Ever since I was 19 years old, I knew I wanted to be an entrepreneur. I liked the idea of being my own boss, setting my own hours, and being in charge of my own life – with nobody telling me otherwise. For 39 years, I was an independent hair stylist living my entrepreneurial dream.


However, over six years ago, I broke my ankle and found that I could no longer stay on my feet all day to do hair. I had to give up my 39-year passion, but I didn’t let that keep me down. I knew I needed to find something else that would help me keep my entrepreneurial spirit, while enabling me to look after my physical health. So I discovered Lyft and found out I could make income without having to be on my feet all day, all the while keeping that independence that drew me to hair styling.

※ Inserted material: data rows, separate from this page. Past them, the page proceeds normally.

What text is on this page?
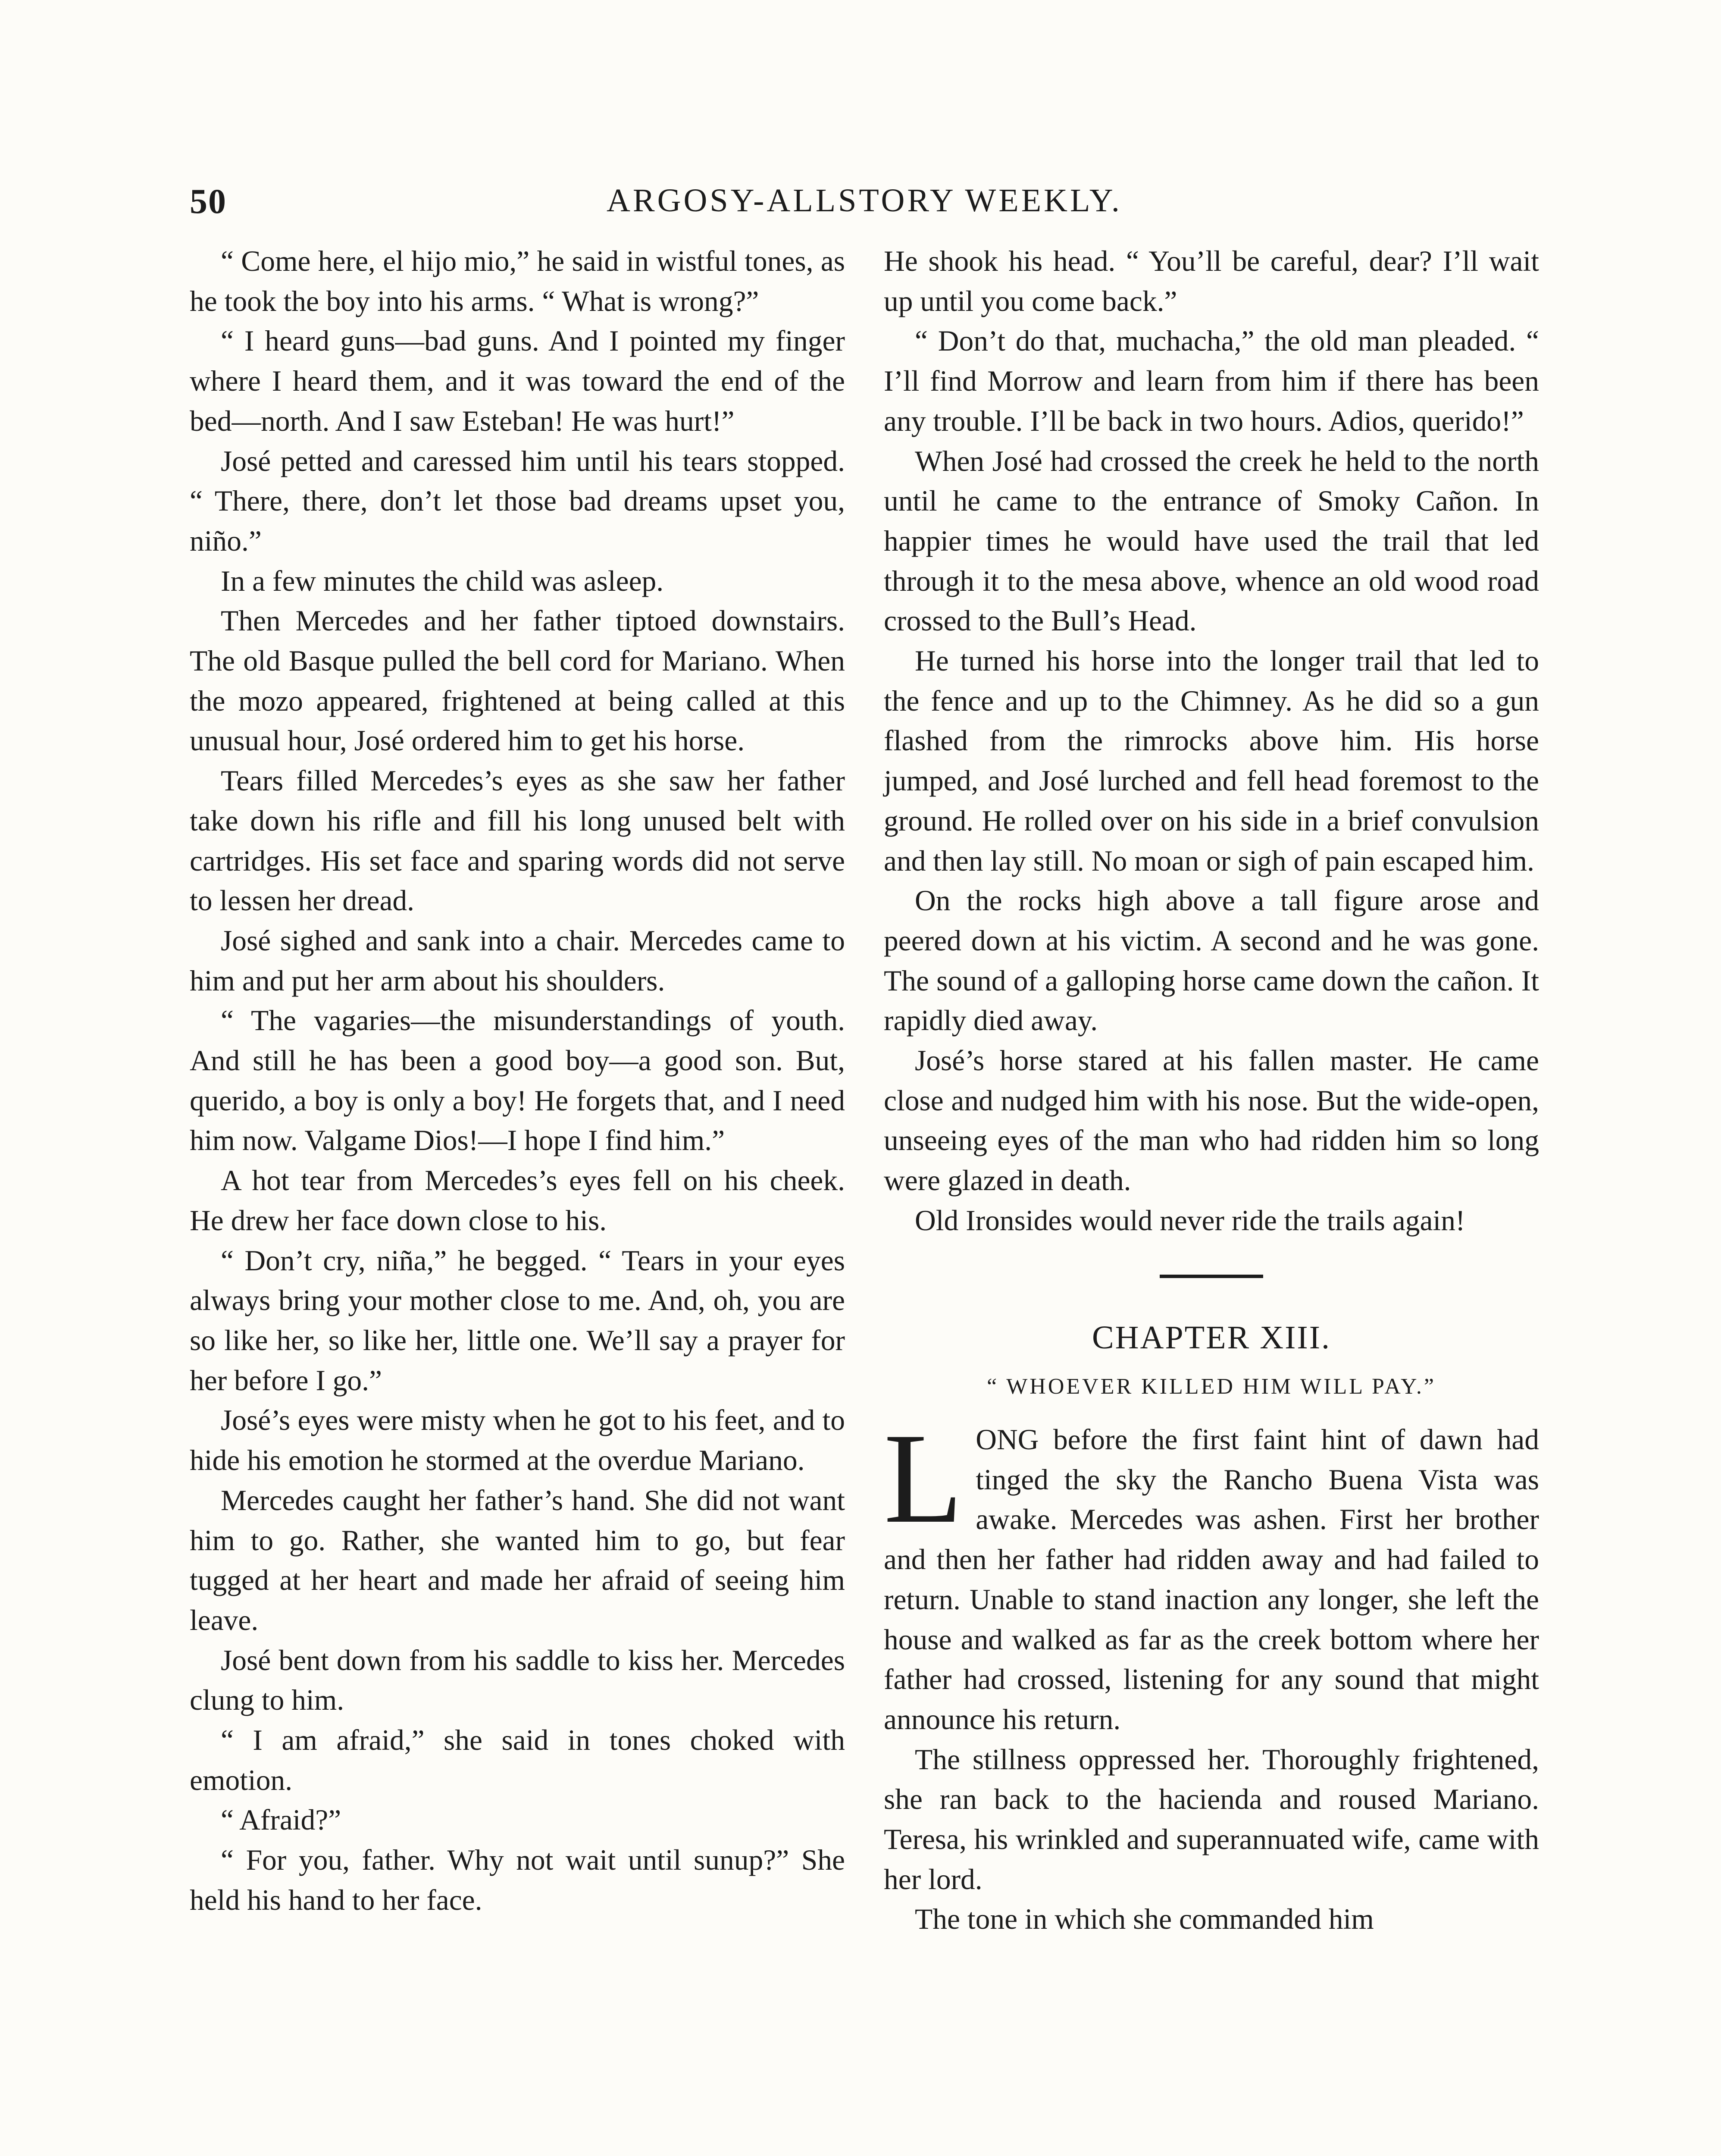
50	ARGOSY-ALLSTORY WEEKLY.

“ Come here, el hijo mio,” he said in wistful tones, as he took the boy into his arms. “ What is wrong?”

“ I heard guns—bad guns. And I pointed my finger where I heard them, and it was toward the end of the bed—north. And I saw Esteban! He was hurt!”

José petted and caressed him until his tears stopped. “ There, there, don’t let those bad dreams upset you, niño.”

In a few minutes the child was asleep.

Then Mercedes and her father tiptoed downstairs. The old Basque pulled the bell cord for Mariano. When the mozo appeared, frightened at being called at this unusual hour, José ordered him to get his horse.

Tears filled Mercedes’s eyes as she saw her father take down his rifle and fill his long unused belt with cartridges. His set face and sparing words did not serve to lessen her dread.

José sighed and sank into a chair. Mercedes came to him and put her arm about his shoulders.

“ The vagaries—the misunderstandings of youth. And still he has been a good boy—a good son. But, querido, a boy is only a boy! He forgets that, and I need him now. Valgame Dios!—I hope I find him.”

A hot tear from Mercedes’s eyes fell on his cheek. He drew her face down close to his.

“ Don’t cry, niña,” he begged. “ Tears in your eyes always bring your mother close to me. And, oh, you are so like her, so like her, little one. We’ll say a prayer for her before I go.”

José’s eyes were misty when he got to his feet, and to hide his emotion he stormed at the overdue Mariano.

Mercedes caught her father’s hand. She did not want him to go. Rather, she wanted him to go, but fear tugged at her heart and made her afraid of seeing him leave.

José bent down from his saddle to kiss her. Mercedes clung to him.

“ I am afraid,” she said in tones choked with emotion.

“ Afraid?”

“ For you, father. Why not wait until sunup?” She held his hand to her face.

He shook his head. “ You’ll be careful, dear? I’ll wait up until you come back.”

“ Don’t do that, muchacha,” the old man pleaded. “ I’ll find Morrow and learn from him if there has been any trouble. I’ll be back in two hours. Adios, querido!”

When José had crossed the creek he held to the north until he came to the entrance of Smoky Cañon. In happier times he would have used the trail that led through it to the mesa above, whence an old wood road crossed to the Bull’s Head.

He turned his horse into the longer trail that led to the fence and up to the Chimney. As he did so a gun flashed from the rimrocks above him. His horse jumped, and José lurched and fell head foremost to the ground. He rolled over on his side in a brief convulsion and then lay still. No moan or sigh of pain escaped him.

On the rocks high above a tall figure arose and peered down at his victim. A second and he was gone. The sound of a galloping horse came down the cañon. It rapidly died away.

José’s horse stared at his fallen master. He came close and nudged him with his nose. But the wide-open, unseeing eyes of the man who had ridden him so long were glazed in death.

Old Ironsides would never ride the trails again!

CHAPTER XIII.
“ WHOEVER KILLED HIM WILL PAY.”

LONG before the first faint hint of dawn had tinged the sky the Rancho Buena Vista was awake. Mercedes was ashen. First her brother and then her father had ridden away and had failed to return. Unable to stand inaction any longer, she left the house and walked as far as the creek bottom where her father had crossed, listening for any sound that might announce his return.

The stillness oppressed her. Thoroughly frightened, she ran back to the hacienda and roused Mariano. Teresa, his wrinkled and superannuated wife, came with her lord.

The tone in which she commanded him
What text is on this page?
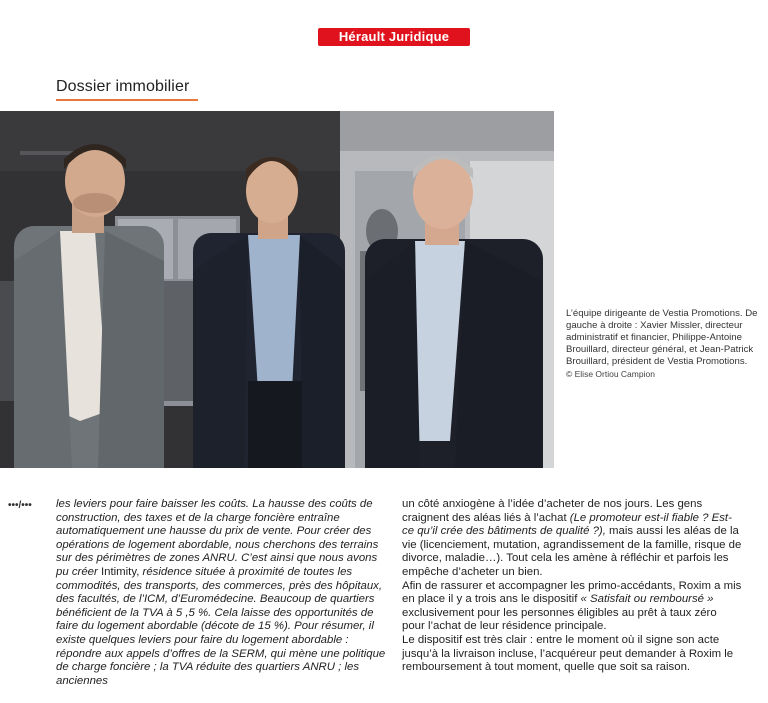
Hérault Juridique
Dossier immobilier
L’équipe dirigeante de Vestia Promotions. De gauche à droite : Xavier Missler, directeur administratif et financier, Philippe-Antoine Brouillard, directeur général, et Jean-Patrick Brouillard, président de Vestia Promotions.
© Elise Ortiou Campion
•••/••• les leviers pour faire baisser les coûts. La hausse des coûts de construction, des taxes et de la charge foncière entraîne automatiquement une hausse du prix de vente. Pour créer des opérations de logement abordable, nous cherchons des terrains sur des périmètres de zones ANRU. C’est ainsi que nous avons pu créer Intimity, résidence située à proximité de toutes les commodités, des transports, des commerces, près des hôpitaux, des facultés, de l’ICM, d’Euromédecine. Beaucoup de quartiers bénéficient de la TVA à 5 ,5 %. Cela laisse des opportunités de faire du logement abordable (décote de 15 %). Pour résumer, il existe quelques leviers pour faire du logement abordable : répondre aux appels d’offres de la SERM, qui mène une politique de charge foncière ; la TVA réduite des quartiers ANRU ; les anciennes

un côté anxiogène à l’idée d’acheter de nos jours. Les gens craignent des aléas liés à l’achat (Le promoteur est-il fiable ? Est-ce qu’il crée des bâtiments de qualité ?), mais aussi les aléas de la vie (licenciement, mutation, agrandissement de la famille, risque de divorce, maladie…). Tout cela les amène à réfléchir et parfois les empêche d’acheter un bien.

Afin de rassurer et accompagner les primo-accédants, Roxim a mis en place il y a trois ans le dispositif « Satisfait ou remboursé » exclusivement pour les personnes éligibles au prêt à taux zéro pour l’achat de leur résidence principale.

Le dispositif est très clair : entre le moment où il signe son acte jusqu’à la livraison incluse, l’acquéreur peut demander à Roxim le remboursement à tout moment, quelle que soit sa raison.
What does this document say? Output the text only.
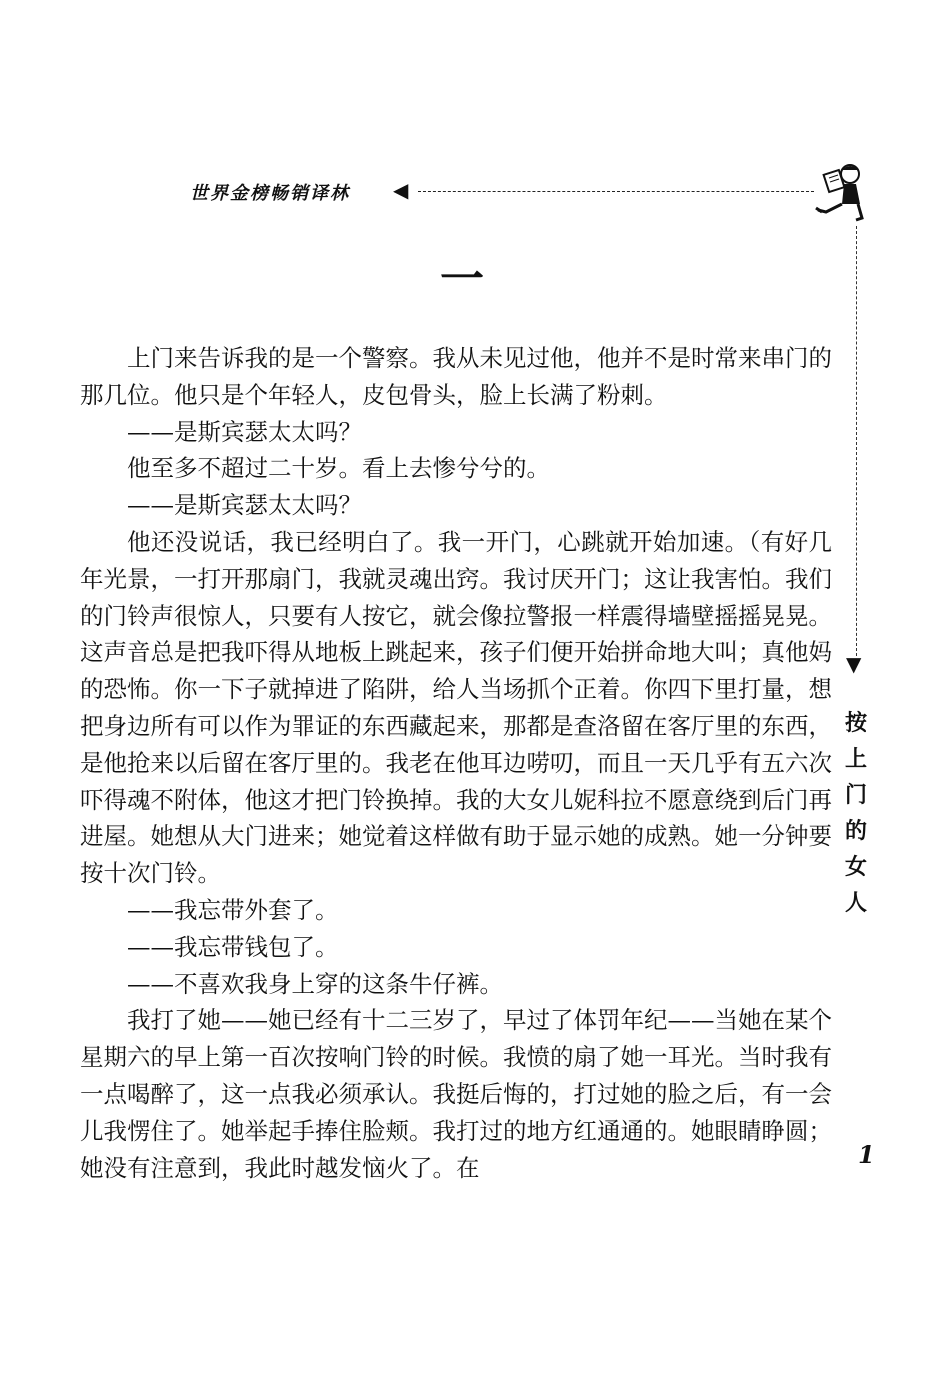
世界金榜畅销译林 ◀
▼
按
上
门
的
女
人
一

上门来告诉我的是一个警察。我从未见过他，他并不是时常来串门的那几位。他只是个年轻人，皮包骨头，脸上长满了粉刺。

——是斯宾瑟太太吗？

他至多不超过二十岁。看上去惨兮兮的。

——是斯宾瑟太太吗？

他还没说话，我已经明白了。我一开门，心跳就开始加速。（有好几年光景，一打开那扇门，我就灵魂出窍。我讨厌开门；这让我害怕。我们的门铃声很惊人，只要有人按它，就会像拉警报一样震得墙壁摇摇晃晃。这声音总是把我吓得从地板上跳起来，孩子们便开始拼命地大叫；真他妈的恐怖。你一下子就掉进了陷阱，给人当场抓个正着。你四下里打量，想把身边所有可以作为罪证的东西藏起来，那都是查洛留在客厅里的东西，是他抢来以后留在客厅里的。我老在他耳边唠叨，而且一天几乎有五六次吓得魂不附体，他这才把门铃换掉。我的大女儿妮科拉不愿意绕到后门再进屋。她想从大门进来；她觉着这样做有助于显示她的成熟。她一分钟要按十次门铃。

——我忘带外套了。

——我忘带钱包了。

——不喜欢我身上穿的这条牛仔裤。

我打了她——她已经有十二三岁了，早过了体罚年纪——当她在某个星期六的早上第一百次按响门铃的时候。我愤的扇了她一耳光。当时我有一点喝醉了，这一点我必须承认。我挺后悔的，打过她的脸之后，有一会儿我愣住了。她举起手捧住脸颊。我打过的地方红通通的。她眼睛睁圆；她没有注意到，我此时越发恼火了。在	1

Aside from the flexibility to earn income however I want, I’ve found a deep connection to the passengers I pick up every day. People go through a lot, and sometimes just having a conversation with them and hearing what they’re going through is amazing, and you can give them advice.


Another time, I met a woman who had just immigrated here with just $15 to her name, and she was struggling to get out of a bad relationship. That really struck home with me, because I’ve been down on my luck and in a tough relationship myself, so I offered her some encouragement based on my own lived experience. I actually ran into her a month later, and she said our conversation encouraged her to reconnect with her daughter and get back on her feet.


Those are just a few examples of how powerful this work really is. It’s a simple way for workers to earn income on their own time, while also having an unmatched ability to connect with people in their communities.


However, if Congress passes the PRO Act I will lose the ability to earn income in my own way. That’s because it contains something called an “ABC test” which would create a strict set of rules making it harder for workers like me to keep our independence.


That doesn’t work for me. For decades, I’ve valued being in charge of my own work life, and now that I have issues with my ankle, I absolutely need it. Not to mention, being classified as an “employee” goes against everything I’ve built my career on. I love being an entrepreneur because I can pursue success at my own pace – to be an employee, under strict supervision and management, would take away my freedom.


I understand that bills like the PRO Act are meant to help workers, but it simply does not take into account our lived experiences. I urge lawmakers who may be considering this bill, like Georgia’s new senators Jon Ossoff and Raphael Warnock, to stand against the ABC test included in the PRO Act. For a lot of workers like me, it will take away the jobs we love and depend on.



Jackee White drives for Lyft in Atlanta, Georgia.